To detect the presence of water vapor in an otherwise pure air, a heatercondensate detector is used. The presence of the condensate on the heater results in a slower rise in the heater temperature, as compared to when there is no condensate present. The heater-detector, which is based on the Joule heating
of a silicon layer, is shown in Figure. A thin layer of water of thickness L_{w} is present on each side of the heater and the silicon-water contact area is A_{k} . The initial temperature of the silicon is T_{1}(t = 0) and suddenly a current J_{e} is passed through the silicon, which has an electrical resistance R_{e} . This resistance R_{e} is achieved by allowing for a matrix structure within the silicon layer (but is not shown). The heater is suspended such that the heat loss to the ambient, other than the condensate, is negligible.

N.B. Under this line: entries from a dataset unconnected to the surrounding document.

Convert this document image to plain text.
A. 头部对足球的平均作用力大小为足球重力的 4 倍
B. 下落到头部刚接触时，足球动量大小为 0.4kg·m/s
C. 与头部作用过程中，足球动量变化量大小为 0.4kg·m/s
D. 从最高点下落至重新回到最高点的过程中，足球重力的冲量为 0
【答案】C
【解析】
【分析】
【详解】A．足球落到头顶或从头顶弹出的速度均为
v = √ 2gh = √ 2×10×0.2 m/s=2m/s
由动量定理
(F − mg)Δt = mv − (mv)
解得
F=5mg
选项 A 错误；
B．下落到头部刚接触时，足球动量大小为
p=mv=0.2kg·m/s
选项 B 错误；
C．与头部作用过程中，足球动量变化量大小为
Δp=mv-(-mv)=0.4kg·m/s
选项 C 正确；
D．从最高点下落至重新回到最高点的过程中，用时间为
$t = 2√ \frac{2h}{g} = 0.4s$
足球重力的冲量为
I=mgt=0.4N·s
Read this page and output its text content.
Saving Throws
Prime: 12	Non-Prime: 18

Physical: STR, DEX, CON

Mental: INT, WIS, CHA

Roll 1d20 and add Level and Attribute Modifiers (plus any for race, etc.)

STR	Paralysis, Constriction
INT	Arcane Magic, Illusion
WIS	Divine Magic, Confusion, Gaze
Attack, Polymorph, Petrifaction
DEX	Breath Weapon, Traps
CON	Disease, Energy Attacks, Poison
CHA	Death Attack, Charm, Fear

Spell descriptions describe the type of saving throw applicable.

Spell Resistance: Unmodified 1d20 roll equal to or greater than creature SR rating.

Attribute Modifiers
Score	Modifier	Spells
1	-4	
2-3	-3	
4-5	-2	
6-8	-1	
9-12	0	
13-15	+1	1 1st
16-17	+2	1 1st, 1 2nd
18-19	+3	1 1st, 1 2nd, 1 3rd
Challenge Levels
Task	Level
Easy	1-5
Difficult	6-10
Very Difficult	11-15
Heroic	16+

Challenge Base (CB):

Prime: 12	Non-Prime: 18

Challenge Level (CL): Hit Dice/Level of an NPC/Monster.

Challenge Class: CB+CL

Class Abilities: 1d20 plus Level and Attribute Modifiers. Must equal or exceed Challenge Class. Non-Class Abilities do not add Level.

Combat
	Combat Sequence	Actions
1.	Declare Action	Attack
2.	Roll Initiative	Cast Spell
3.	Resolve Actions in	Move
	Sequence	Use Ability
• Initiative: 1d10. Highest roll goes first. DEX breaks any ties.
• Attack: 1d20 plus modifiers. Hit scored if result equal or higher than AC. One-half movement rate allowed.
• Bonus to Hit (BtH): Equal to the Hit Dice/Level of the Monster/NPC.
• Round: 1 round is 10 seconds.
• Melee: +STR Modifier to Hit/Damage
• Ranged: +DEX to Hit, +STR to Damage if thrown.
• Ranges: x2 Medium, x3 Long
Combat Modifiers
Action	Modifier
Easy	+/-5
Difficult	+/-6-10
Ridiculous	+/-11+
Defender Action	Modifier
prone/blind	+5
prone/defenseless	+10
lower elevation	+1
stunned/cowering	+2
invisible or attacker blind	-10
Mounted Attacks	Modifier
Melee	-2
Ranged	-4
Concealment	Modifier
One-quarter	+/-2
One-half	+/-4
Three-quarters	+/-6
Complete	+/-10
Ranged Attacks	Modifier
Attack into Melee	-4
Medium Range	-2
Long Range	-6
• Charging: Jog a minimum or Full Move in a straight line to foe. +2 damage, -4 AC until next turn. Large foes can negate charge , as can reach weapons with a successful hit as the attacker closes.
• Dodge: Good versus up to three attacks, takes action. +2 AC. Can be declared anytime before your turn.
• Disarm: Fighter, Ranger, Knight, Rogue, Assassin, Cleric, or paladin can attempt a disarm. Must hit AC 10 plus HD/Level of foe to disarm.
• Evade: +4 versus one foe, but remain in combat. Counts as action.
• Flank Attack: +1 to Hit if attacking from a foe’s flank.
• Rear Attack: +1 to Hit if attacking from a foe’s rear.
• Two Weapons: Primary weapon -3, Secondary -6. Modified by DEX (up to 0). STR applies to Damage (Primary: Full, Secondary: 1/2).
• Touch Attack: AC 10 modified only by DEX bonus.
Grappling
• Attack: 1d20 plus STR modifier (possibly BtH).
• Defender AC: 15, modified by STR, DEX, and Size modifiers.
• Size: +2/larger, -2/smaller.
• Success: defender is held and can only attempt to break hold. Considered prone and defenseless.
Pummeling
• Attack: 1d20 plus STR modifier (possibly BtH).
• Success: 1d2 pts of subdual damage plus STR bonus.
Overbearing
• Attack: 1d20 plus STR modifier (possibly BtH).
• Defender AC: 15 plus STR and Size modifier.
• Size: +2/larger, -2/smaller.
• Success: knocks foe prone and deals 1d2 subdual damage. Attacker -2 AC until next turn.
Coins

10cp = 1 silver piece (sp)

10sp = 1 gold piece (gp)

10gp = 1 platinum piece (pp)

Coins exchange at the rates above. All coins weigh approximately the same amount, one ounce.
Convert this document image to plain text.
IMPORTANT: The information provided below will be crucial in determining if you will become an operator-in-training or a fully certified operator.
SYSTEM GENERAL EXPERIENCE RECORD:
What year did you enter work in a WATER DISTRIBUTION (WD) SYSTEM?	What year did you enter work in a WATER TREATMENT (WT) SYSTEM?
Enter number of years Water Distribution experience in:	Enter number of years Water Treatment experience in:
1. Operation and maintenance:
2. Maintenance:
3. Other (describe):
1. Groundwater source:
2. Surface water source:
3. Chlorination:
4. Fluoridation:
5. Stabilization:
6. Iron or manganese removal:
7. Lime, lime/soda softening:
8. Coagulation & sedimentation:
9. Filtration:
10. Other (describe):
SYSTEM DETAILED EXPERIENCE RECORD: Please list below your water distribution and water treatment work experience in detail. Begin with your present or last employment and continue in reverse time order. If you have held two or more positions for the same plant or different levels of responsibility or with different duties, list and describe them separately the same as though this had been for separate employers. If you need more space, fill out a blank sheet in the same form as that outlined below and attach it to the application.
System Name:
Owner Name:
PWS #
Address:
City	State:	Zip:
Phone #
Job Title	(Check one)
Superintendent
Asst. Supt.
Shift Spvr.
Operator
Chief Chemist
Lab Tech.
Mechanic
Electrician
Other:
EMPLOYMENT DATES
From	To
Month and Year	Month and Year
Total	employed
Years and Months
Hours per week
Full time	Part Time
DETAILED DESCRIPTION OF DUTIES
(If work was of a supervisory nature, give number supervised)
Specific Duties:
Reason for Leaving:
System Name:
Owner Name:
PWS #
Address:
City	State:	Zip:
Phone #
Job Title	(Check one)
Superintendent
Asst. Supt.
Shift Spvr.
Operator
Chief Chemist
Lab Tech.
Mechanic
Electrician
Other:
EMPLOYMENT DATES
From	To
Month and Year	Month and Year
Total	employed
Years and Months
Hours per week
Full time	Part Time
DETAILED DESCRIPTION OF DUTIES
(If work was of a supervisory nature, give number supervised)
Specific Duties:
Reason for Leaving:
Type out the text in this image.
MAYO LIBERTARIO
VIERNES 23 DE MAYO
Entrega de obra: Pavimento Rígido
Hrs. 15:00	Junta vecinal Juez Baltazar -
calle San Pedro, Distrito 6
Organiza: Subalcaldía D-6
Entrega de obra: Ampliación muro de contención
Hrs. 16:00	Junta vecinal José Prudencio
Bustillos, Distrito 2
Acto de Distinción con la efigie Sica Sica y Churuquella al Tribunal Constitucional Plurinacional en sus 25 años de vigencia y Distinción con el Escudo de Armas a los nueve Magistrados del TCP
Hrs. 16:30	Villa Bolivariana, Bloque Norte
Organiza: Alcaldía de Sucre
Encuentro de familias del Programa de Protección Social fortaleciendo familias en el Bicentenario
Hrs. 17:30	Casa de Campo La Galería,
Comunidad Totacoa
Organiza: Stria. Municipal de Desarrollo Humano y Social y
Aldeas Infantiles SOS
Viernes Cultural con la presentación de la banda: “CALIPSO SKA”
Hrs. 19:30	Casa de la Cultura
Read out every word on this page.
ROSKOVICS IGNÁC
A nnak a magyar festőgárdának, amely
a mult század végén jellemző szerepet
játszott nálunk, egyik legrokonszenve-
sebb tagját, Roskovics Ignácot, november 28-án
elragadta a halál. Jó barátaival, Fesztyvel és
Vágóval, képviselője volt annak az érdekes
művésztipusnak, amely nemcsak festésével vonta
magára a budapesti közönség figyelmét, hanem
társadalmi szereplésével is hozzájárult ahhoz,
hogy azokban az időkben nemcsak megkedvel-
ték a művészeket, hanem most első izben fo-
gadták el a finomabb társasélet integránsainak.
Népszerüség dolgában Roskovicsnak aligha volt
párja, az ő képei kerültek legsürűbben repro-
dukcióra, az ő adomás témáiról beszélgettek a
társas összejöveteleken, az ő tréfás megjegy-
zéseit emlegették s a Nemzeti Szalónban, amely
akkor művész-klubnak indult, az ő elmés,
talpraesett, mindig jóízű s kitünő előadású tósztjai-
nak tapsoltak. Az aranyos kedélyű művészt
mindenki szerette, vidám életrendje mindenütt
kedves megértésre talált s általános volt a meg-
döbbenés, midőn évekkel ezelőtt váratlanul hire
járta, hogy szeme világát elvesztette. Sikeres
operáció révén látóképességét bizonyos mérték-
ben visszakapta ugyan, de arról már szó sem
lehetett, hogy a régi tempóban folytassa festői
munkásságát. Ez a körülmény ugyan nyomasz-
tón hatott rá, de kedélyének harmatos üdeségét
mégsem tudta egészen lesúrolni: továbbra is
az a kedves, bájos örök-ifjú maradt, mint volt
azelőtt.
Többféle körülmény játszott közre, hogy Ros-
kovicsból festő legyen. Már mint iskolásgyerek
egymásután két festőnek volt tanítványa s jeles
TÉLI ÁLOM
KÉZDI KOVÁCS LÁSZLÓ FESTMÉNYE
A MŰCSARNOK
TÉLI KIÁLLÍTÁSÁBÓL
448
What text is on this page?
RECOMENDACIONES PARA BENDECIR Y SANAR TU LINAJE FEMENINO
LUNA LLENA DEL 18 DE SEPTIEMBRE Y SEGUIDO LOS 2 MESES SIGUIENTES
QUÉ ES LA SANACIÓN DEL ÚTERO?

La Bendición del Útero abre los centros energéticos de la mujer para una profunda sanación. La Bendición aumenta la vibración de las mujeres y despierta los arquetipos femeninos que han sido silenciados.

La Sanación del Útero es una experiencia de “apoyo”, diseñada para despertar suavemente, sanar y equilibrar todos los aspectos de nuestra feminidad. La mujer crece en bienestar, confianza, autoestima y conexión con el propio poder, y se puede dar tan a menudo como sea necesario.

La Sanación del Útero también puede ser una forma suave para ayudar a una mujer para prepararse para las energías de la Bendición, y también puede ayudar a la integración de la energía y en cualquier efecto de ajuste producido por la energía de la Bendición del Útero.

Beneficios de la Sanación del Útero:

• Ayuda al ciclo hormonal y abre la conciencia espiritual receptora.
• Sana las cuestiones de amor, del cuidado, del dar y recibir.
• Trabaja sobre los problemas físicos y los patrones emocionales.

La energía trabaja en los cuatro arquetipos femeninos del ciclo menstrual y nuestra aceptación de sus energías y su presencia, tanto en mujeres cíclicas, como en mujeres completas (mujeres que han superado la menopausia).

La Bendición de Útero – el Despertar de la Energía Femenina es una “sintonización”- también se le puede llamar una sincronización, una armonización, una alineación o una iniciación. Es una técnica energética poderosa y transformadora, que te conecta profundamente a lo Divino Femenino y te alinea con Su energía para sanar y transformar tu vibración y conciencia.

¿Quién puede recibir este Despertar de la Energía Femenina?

(a) For a given water-layer surface temperature T_{2} = T_{lg} (at local vapor pressure pg), and for the parameters specified below, determine the elapsed time required for the heater temperature (assumed to be uniform, i.e., N_{k,1} < 0.1 ) to reach T_{1} = T_{lg} + 50^{\circ }C .
(b) Show that N_{k} < 0.1 , by using L1 for the silicon layer conduction length.
L_{w} = 0.1 mm , k_{w} (water) = 0.65 W/m-K , A_{k} = 10^{−4} cm^{2}, L_{1} = 1 mm, R_{e} = 10 ohm , J_{e} = 2 A, (ρc_{p} )_{1} = 1.6 × 10^{6} J/m^{3}-K, T_{1}(t = 0) = 5^{\circ}C, T_{2} = T_{lg} = 15^{\circ}C.
Note that using \tau _{1}=(\rho c_{p}V)_{1}R_{k,1-2}, a_{1}=\frac{\dot{S}_{1}-Q_{1}}{(\rho c_{p}V)_{1}} ,then Q_{1}+\frac{T_{1}-T_{2}}{R_{k,1-2}}=-\frac{d}{dt}(\rho c_{p}V)_{1}T_{1}+\dot{S}_{1} becomes
\frac{dT_{1}}{dt} +\frac{T_{1}-T_{2}}{\tau _{1}}=a_{1}With a_{1} = 0, this shows how T_{1} returns to thermal equilibrium value T_{2} during the relaxation period τ_{1}. Under steady-state, dT_{1}/dt = 0, and we have T_{1}(t → ∞) = T_{1} + a_{1}τ_{1}.